Site MapHelpFeedbackThe Production Possibility Model, Trade, and Globalization
The Production Possibility Model, Trade, and Globalization


Learning Objectives

AFTER READING THIS CHAPTER, YOU SHOULD BE ABLE TO:

  1. Demonstrate opportunity cost with a production possibility curve.


  2. State the principle of increasing marginal opportunity cost.


  3. Relate the concept of comparative advantage to the production possibility curve.


  4. State how, through comparative advantage and trade, countries can consume beyond their production possibilities.


  5. Explain how globalization and outsourcing are part of a global process guided by the law of one price.


Chapter Summary

The production possibilities model shows us that we are faced with scarcity (because we are unable to have as much as we would like), that choices have to be made between different combinations of production possibilities, and that whenever a choice is made an opportunity cost is involved. In addition, when countries trade based on their comparative advantages, their combined production and consumption possibilities increase. They are able to consume more than if they produced just for themselves. This helps explain why nations are eager to participate in international trade. However, if national comparative advantages change then production shifts from one country to another and outsourcing occurs. Outsourcing is the result of the law of one price, which reflects business tendency to shift production to least-cost locations around the globe.

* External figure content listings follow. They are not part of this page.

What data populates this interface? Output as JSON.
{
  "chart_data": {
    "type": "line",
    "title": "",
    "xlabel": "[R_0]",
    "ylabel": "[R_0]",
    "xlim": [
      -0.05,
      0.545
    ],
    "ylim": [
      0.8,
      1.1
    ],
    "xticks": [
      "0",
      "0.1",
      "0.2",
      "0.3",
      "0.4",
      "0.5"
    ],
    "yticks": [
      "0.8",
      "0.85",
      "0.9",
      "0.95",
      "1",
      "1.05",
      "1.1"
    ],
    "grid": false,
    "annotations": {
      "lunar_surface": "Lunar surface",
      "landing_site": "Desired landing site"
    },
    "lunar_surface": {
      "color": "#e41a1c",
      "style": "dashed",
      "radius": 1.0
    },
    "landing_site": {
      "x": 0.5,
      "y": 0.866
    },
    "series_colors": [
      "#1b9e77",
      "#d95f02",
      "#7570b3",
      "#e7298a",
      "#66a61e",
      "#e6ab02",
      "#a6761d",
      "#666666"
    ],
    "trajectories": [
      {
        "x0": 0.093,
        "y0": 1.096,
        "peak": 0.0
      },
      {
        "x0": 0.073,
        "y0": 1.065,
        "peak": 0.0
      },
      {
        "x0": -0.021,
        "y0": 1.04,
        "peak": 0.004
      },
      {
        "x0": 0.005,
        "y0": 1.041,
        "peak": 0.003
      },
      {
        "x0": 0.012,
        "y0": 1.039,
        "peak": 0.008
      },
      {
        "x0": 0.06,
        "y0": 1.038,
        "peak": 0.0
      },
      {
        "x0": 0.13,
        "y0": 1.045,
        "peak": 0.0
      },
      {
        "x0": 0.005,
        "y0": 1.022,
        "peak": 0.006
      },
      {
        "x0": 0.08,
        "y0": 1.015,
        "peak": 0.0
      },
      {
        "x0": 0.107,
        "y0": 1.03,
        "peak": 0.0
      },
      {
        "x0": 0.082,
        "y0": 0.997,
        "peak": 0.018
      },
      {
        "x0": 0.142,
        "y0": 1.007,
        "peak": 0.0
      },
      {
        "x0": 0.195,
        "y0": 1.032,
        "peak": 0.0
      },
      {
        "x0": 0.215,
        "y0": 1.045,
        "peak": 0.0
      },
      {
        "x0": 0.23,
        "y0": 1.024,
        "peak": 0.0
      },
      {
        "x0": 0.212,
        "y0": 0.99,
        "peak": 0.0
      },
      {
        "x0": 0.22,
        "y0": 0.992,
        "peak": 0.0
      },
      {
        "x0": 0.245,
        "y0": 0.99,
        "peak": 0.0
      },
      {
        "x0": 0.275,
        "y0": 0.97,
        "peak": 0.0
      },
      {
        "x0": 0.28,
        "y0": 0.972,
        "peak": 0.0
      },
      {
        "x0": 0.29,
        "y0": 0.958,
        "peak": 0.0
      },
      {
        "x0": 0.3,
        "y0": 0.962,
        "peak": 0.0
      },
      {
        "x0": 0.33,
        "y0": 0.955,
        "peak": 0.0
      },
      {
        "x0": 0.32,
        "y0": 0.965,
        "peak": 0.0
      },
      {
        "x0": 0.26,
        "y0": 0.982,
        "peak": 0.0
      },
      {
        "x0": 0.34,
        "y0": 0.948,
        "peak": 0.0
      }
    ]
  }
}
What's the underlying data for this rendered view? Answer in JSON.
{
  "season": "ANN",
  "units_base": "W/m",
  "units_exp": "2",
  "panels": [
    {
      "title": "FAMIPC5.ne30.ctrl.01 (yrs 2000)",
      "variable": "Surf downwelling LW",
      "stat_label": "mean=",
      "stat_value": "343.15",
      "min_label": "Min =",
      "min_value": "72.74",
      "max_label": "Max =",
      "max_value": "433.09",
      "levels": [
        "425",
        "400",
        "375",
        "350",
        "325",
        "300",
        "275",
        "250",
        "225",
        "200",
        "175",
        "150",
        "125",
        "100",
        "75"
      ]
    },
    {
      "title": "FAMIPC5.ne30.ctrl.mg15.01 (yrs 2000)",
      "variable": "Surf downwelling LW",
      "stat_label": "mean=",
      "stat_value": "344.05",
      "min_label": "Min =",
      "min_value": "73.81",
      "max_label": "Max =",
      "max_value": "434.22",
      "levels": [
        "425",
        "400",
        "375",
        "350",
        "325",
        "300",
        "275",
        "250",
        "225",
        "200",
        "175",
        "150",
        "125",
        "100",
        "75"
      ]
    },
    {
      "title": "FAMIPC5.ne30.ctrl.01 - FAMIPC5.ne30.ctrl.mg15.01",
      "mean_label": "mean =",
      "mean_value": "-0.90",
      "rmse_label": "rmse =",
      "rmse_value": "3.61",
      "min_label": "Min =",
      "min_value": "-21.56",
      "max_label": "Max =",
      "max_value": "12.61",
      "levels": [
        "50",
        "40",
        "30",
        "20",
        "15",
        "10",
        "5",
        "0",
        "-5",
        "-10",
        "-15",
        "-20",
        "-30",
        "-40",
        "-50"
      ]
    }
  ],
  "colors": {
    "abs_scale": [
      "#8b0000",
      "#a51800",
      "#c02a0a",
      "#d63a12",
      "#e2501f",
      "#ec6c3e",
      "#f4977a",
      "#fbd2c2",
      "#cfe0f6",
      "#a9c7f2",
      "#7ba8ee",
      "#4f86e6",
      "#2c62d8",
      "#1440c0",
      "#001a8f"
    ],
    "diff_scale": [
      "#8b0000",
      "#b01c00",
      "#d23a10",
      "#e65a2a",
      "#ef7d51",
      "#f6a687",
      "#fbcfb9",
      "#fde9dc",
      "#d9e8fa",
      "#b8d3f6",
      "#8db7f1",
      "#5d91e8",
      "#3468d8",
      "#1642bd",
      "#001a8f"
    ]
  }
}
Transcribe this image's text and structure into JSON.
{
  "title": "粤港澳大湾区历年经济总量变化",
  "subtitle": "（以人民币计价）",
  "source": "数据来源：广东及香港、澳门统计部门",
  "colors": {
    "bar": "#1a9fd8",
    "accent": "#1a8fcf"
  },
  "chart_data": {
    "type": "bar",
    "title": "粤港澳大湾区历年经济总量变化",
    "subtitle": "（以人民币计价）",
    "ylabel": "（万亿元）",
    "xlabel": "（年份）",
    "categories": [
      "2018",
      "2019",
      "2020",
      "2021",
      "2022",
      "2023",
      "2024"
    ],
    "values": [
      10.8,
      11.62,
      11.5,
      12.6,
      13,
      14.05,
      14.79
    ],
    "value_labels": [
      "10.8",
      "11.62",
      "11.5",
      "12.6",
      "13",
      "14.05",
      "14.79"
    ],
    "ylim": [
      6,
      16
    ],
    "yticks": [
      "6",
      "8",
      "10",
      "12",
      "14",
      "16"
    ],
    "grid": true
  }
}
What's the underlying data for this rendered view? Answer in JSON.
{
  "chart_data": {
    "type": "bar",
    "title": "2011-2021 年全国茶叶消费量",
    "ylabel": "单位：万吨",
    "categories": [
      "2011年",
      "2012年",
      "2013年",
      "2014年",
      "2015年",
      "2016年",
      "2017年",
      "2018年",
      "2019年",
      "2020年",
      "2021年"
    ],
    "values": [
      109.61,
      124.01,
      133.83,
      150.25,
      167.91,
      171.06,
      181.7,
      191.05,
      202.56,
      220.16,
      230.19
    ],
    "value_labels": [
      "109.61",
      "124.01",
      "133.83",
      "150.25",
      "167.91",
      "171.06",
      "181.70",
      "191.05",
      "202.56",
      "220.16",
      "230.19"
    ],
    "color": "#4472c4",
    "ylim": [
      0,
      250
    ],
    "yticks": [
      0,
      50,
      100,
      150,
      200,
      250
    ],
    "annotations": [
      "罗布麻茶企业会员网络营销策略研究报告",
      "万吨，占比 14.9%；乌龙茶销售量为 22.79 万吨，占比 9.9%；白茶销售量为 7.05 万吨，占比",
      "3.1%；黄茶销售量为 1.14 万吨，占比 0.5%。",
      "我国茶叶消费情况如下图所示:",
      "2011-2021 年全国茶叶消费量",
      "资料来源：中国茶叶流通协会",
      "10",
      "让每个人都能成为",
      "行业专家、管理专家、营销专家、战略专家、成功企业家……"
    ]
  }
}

Globalization is the increasing integration of economies, culture, and institutions across the world. Globalization increases the number of competitors for firms. More competition creates greater specialization and increased productivity. This leads to lower costs and lower prices. Moreover, in today's global economy, incomes in low-wage countries will likely catch up with incomes in the United States and other advanced western economies over the coming decades. This convergence of wages is likely to occur through slower growth in western nominal wages, faster wage growth in foreign nominal wages, and a fall in the exchange rate of high-wage countries.